Afterwards, we will need to begin our route back towards Dovan. If there are clear skies, a wonderful view will accompany you on your way back down.
Annapurna Base Camp (4,130 m) Himalaya, Nepal
7. A Well Deserved Dinner
After spending a couple days at more than 4,000 m, surrounded by snowy summits, glaciers and immensity, where the rough conditions and lack of oxygen are imposed, you will have a better understanding of this highly contrasted area. The open areas will turn into shady groves of hanging plants, moss and orchids, on your way back to Modi Valley. There is no room here for any other color than green.

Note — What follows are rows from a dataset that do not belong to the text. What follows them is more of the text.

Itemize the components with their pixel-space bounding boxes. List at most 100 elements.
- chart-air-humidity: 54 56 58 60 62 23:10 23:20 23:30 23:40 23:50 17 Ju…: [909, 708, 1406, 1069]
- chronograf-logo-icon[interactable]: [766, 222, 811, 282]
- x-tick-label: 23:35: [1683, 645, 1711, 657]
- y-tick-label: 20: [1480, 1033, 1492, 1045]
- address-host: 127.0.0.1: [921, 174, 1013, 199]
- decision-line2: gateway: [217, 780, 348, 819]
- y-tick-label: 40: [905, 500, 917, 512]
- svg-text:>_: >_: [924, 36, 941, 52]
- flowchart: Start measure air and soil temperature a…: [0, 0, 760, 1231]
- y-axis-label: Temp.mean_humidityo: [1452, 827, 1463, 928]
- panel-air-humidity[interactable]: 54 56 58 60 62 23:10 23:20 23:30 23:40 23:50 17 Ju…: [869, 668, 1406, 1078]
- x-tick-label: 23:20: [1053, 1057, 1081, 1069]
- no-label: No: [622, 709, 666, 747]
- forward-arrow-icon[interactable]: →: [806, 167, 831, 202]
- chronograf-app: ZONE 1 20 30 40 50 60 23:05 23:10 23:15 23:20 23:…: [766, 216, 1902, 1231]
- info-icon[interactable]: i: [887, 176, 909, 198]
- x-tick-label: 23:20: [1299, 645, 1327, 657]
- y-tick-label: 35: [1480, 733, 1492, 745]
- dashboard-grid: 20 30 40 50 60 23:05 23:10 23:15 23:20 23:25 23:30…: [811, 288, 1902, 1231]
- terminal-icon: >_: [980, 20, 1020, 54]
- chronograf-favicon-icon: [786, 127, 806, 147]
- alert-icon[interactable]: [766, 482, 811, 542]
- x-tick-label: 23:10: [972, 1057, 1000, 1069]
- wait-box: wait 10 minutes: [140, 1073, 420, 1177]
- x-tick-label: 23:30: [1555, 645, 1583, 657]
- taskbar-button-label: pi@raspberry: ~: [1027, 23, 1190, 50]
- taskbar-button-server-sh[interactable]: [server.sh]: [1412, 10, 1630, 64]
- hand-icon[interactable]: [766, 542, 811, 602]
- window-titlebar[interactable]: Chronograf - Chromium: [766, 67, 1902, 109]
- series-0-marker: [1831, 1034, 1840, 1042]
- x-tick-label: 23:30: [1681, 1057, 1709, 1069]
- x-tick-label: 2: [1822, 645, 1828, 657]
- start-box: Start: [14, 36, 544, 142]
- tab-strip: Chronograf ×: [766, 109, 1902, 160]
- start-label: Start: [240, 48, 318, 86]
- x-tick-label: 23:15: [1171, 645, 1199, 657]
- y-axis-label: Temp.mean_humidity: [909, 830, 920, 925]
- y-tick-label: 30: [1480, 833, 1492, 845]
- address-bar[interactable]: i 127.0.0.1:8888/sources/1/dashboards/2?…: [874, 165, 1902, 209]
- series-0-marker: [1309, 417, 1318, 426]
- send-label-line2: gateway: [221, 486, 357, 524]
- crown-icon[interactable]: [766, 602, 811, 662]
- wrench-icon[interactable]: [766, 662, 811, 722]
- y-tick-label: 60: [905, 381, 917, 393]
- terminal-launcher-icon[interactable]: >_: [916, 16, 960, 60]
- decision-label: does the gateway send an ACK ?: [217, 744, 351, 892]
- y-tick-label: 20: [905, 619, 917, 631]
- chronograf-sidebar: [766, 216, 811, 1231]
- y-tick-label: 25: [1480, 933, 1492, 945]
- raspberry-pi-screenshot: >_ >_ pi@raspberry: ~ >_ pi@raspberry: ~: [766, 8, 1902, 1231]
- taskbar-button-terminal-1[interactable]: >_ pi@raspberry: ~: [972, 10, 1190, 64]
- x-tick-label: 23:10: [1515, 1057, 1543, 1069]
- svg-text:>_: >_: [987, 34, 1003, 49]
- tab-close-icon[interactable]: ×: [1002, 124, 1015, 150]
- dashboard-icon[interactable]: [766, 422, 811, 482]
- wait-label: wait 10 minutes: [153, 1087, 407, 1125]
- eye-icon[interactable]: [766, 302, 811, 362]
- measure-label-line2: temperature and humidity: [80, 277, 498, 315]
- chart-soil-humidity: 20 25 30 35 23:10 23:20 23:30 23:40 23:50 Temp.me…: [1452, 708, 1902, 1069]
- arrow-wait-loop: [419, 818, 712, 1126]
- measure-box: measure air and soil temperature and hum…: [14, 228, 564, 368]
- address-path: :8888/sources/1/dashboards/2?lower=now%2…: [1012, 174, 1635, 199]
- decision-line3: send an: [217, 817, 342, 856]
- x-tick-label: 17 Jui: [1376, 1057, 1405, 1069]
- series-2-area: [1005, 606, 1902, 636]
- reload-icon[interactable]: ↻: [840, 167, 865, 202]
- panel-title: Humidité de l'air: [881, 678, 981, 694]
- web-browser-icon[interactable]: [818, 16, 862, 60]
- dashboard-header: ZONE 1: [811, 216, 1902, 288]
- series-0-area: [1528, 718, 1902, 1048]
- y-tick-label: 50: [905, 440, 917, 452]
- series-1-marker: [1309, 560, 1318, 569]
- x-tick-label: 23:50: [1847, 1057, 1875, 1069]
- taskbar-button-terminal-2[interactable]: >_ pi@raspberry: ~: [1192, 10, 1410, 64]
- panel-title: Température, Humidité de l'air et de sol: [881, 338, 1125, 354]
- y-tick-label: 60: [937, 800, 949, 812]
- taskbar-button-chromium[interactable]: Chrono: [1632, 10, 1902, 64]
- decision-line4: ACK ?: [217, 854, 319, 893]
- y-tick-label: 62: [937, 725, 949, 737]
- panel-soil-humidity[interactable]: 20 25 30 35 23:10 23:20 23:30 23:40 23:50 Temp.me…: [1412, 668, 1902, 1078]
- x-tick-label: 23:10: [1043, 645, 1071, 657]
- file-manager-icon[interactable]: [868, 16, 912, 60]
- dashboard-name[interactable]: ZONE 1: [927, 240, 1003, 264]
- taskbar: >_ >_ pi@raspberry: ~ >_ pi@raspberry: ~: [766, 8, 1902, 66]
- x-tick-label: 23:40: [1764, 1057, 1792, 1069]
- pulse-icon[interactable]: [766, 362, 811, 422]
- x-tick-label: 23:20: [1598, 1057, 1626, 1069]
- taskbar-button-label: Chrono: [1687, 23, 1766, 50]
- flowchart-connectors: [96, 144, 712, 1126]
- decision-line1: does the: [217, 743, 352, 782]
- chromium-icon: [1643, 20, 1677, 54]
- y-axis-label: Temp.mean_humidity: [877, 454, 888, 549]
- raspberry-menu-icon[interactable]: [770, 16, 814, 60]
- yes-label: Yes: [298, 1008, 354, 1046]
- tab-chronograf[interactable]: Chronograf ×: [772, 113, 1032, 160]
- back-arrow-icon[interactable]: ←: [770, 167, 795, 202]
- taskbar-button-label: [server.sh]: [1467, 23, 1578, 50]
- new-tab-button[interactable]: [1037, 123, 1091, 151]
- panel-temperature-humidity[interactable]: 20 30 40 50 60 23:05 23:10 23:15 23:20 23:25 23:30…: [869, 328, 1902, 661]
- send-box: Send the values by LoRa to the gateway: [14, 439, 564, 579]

After testing your knees out on the slopes and walking over rocks on your way up to Annapurna, you will almost miss those stone steps. The way down will seem easy. This day will take you to Chhomrong, 2,170 m, after passing the villages of Bamboo and Sinuwa again.
In Chhomrong you can stop and have a tea or beer, and observe the school boys with their British derived uniforms, going to school. Hot water showers are available here too. There are also restaurants here with a variety of food and comfortable rooms to get some rest in.
Near Modi Valley
8. Ghurjung Terraces
From Chhomrong, instead of taking the path towards Landruk, you can take the path going right, which goes into the valley of the river Kyumun. A little further ahead, it takes you down many crossing forests until finally arriving at Ghurjung, a little village settled on terraces by the river. After an easy, ascending path you will arrive at your destination.
Ghandruk is a beautiful village hanging on the mountainside, with some monasteries, and an old gurung culture museum that you may visit during the afternoon.
Annapurna from Ghandruk
9. Back to the City of the Big Lake: Pokhara
A downhill path will take you to the Modi river, however, on this last part, you will go on the opposite side of the route you completed the first few days. Here would be good time to reflect on what you have experienced these past days, while you are heading back.
Just a bridge over the river and a few steps will take you to Naya Pul. Here you can rest. From here, a vehicle takes you to Pokhara, the starting and finishing point of this adventure.
Fewa Lake, Pokhara
An Oriental proverb says that when a wise man points at the moon, the idiot looks at the finger. In the Western World, we know that the finger is more important than the moon. Nepal’s mountains will not be as beautiful without your eyes, and not as hard without your legs. No summit can compare to a Sherpa.